エマはリナのダンスの動きを見て、リナにもプラスティネーションの才能があると見抜いたのだ。

その後、リナは30歳となりプラスティネーションアーティストとして会社のリーダー的存在になっていた。
一方エマは、理事から追放されていた。

エマの弟の天音(岡田将生)は、人体の細胞分裂のカギとなるテロメアを初期化する液体を開発、それを体内に流し込めば不老不死になる事を発見していた。
天音の液体は国の承認を得て、リナと天音は人類で最初の不老不死となった。
だがこの天音の液体は高額で、不老不死になれる者となれない者の格差が生まれると、世間は反発。
エマも同様に天音の液体に反対し、死があるからこそ生に意味があるのだ、とリナに言った。
そしてエマは、20年前にこの世を去った女性のパートナーをいまだに再現できない事もリナに告白。
その後、自らの体内に樹脂を流して命を絶った。

その20年後、天音の液体は一般にも広まり、リナと天音は変わらぬ容姿で過ごしていた。
しかし天音はある遺伝子を持っていて、その遺伝子が一定の期間を過ぎると、天音の液体を無効化してしまう事に気づいた。
液体の効果がなくなると、老化は一気に進む。
天音はリナに、自分の余命は後2カ月だと告げた。

セリフが少なく、画面からの説得力に訴える作品だ。
予算的な問題もあったのだろうが、リナと天音が液体を投与されるまでの前半は、エキストラの使い方も含めてやや映像にチープ感が漂っていた。
しかし、天音が用意した島でリナが液体を投与されなかった人々と過ごす後半は、ゆったりした風景と時間の流れが相まって、非常に画面に奥行きが生まれ、ストーリーにも重みが生まれている。
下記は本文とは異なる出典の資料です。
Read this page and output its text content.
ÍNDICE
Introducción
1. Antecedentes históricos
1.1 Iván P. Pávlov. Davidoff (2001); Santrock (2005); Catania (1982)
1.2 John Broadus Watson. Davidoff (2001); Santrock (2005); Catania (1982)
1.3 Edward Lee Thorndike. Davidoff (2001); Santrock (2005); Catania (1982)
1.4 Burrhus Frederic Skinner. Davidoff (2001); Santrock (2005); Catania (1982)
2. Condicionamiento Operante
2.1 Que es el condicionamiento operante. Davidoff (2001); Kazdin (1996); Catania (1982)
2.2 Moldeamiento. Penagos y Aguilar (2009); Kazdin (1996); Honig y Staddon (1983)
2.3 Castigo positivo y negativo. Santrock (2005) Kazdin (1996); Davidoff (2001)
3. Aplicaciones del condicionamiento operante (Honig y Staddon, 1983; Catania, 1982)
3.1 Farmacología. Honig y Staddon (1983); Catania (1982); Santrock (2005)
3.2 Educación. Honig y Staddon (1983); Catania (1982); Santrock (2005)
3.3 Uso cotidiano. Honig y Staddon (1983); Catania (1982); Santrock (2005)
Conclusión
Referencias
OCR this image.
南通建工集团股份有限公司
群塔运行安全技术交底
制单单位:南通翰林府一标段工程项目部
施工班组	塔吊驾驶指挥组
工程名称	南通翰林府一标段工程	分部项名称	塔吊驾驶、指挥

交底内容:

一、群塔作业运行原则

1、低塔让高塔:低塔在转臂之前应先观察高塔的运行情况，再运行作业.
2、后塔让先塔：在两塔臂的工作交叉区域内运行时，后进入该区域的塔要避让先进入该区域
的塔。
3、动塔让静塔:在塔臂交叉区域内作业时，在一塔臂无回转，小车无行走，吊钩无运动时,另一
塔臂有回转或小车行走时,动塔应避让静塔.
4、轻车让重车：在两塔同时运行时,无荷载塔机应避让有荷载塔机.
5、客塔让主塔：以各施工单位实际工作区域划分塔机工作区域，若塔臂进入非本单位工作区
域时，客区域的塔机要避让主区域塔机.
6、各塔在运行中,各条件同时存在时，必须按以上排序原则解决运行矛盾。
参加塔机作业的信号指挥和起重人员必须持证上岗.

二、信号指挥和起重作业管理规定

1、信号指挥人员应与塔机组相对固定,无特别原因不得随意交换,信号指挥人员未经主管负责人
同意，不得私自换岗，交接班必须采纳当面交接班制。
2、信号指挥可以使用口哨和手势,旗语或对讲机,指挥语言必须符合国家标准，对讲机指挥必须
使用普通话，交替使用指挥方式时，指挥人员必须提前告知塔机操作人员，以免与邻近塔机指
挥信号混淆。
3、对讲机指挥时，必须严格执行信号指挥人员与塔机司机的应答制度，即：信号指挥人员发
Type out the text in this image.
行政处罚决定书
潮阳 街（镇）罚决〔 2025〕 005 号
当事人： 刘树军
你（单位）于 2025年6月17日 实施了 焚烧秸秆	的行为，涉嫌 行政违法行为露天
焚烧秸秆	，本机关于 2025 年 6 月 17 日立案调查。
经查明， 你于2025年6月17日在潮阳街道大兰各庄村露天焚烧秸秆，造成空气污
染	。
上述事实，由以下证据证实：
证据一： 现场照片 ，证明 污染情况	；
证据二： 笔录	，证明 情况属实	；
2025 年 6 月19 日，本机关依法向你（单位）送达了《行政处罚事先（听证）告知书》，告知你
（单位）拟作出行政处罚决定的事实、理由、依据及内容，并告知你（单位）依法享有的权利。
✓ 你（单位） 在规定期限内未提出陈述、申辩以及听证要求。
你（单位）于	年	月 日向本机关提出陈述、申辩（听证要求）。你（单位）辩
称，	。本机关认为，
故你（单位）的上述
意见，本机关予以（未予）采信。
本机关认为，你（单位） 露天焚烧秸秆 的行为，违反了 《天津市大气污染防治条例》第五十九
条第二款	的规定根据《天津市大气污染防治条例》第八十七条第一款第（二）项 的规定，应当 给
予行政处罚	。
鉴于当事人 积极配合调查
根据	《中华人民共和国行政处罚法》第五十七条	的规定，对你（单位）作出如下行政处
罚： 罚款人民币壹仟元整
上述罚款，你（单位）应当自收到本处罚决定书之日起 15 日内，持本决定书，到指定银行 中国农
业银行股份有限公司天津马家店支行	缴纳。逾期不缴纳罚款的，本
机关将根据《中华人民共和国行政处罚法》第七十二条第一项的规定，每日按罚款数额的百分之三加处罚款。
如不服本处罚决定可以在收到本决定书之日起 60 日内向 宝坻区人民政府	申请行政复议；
エマが主張する、死があるからこそ生に意味があるのだ、という言葉は、古今東西言われつくされた言葉でもある。
しかしこの作品を観ると、やるべき事を成し遂げた後は、生にこだわる必要はないのだ、改めて感じさせられる。
生に執着するのは、まだやり残した事が多い人間なのである。

もし自分が不老不死になれるとしたら、もう一度人生を一からやり直してみたいとも思うが、今の人生にはそれほど執着していないので、そろそろ人生が終わってもいいかな、とも思う。